Friday, 25 November 2011
Novak Djokovic vs David Ferrer - Live Close Up Reaction
For the second year in a row I visited the O2 Arena in London to see the ATP World Tour Finals last wednesday, where I observed very fortunately from the front row a group match, between Novak Djokovic and David Ferrer. The atmosphere is as they say, electric, which is appropriate both in terms of the neon blue aesthetic of the games and the sea blue courts, and the ambience of anticipation and excitement of the guarantee that you will see one of the top players in the world. It really is a unique venue and I would encourage anyone who hasn't been to visit it once during the final two years that the World Tour Finals is hosted there.
The first match whichever session you attend is a doubles match, and that day I was lucky enough to see the top doubles team of Bob and Mike Bryan in action, who comfortably dispatched the Swedish pairing of Robert Lindstedt and Horia Tecau. Although only around half the stadium capacity turned up for the doubles, you can learn a lot about technique from watching the doubles, and there can be no better benchmark these days than the almost unstoppable Bryan pair. Both brothers are super athletes with virtually no weaknesses in their respective games; they share phenomenal reaction speed at the net, have incredible court awareness and very rarely err when it comes to shot selection, which in doubles is paramount considering the rallies are generally shorter and frequently require fast decision making. I saw all of that while I was there although the match was over in barely an hour, but it was a pleasure watching them dismantle another very good doubles team. It is often said that either brother would easily make the top 50 if they chose to play in singles, and I fully believe that. Afterwards they both very kindly signed my programme and took the time to talk to their fans, which was great to see.

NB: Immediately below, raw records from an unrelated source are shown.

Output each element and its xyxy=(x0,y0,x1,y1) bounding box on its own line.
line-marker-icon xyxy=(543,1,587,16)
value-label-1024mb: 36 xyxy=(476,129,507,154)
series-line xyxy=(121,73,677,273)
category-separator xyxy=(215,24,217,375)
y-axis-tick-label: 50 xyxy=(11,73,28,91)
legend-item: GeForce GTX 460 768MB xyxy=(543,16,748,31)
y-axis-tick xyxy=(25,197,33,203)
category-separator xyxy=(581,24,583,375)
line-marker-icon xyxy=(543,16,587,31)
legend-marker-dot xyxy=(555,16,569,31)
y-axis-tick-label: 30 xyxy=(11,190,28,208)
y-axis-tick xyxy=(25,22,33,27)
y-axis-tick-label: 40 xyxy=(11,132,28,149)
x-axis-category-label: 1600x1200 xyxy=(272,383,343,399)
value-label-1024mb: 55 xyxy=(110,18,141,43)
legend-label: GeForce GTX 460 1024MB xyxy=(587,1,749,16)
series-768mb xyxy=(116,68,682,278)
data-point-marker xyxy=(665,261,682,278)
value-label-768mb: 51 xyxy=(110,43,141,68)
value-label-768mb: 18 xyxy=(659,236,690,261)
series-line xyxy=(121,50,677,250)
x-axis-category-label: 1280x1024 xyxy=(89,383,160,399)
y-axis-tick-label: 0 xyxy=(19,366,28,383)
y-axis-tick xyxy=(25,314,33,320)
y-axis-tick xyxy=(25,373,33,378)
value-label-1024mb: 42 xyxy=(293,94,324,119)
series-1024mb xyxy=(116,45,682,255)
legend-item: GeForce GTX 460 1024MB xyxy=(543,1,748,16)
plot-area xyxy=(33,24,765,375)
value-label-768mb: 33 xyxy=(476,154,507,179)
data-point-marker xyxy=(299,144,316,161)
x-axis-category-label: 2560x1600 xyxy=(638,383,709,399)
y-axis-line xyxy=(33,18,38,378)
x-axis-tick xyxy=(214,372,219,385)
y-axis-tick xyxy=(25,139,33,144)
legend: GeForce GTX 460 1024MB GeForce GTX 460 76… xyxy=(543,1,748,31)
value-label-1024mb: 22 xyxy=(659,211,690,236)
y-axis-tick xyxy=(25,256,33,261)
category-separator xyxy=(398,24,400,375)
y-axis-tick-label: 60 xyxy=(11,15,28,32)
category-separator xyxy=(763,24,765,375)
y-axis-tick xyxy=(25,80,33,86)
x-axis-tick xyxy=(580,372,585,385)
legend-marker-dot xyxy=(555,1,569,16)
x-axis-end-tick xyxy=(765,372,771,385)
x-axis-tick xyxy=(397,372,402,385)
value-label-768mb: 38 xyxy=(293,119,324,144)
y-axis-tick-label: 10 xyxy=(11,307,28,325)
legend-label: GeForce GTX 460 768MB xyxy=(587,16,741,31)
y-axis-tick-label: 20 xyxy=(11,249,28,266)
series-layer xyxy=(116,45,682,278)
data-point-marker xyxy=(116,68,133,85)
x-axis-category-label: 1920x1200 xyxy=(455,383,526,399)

Another half an hour later and the singles match was about to start, with the suspense slowly being built up for Djokovic and Ferrer. It is superbly done, cinematic in execution and winds the crowd up perfectly for the match. I had a perfect perpendicular court side view where I could see both players with perfect clarity, and I took the rare opportunity to observe what you perhaps can't observe so finely when watching it on television. Both players are explosive movers; Djokovic does so much with his split step and his anticipation of where the ball was going was impressive. Ferrer is similarly fast out of the blocks when on the run, and the microsteps he takes to get in position before striking the ball are phenomenally quick and precise, and a great model for those learning the game to (attempt to) imitate. What particularly impressed me with Ferrer that night however was the depth of his groundstrokes when he was under attack. He keeps an incredible length when under fire, and was able to turn defence into attack or a forced error from Djokovic countless times - as I say to people who I know me, depth can be every bit as effective as raw power, and Ferrer is a paragon of that game. And it was partly Ferrer's incredible consistency of depth, combined with his willingness to attack, which gained him the victory. He also served superbly, which he has done for most of the year, and that allowed him to get on top of the points early. For me, it was one of Ferrer's greatest performances, and he convincingly conquered the world no.1 6-3, 6-1. Unfortunately, despite Ferrer's brilliance, I didn't get to see Djokovic completely in full flight, partly because Ferrer didn't let him, but also because he has been for the past month in a state of what he terms 'overload', and he spent the match struggling with his groundstrokes and also his serve (which may or may not be related to the shoulder injury which has hindered him recently). Nonetheless, I was able to observe the motion of his groundstrokes which seem to produce so much easy power, the shots he 'unlocked' this year when Djokovic took over the world and accomplished one of the greatest years in the history of tennis.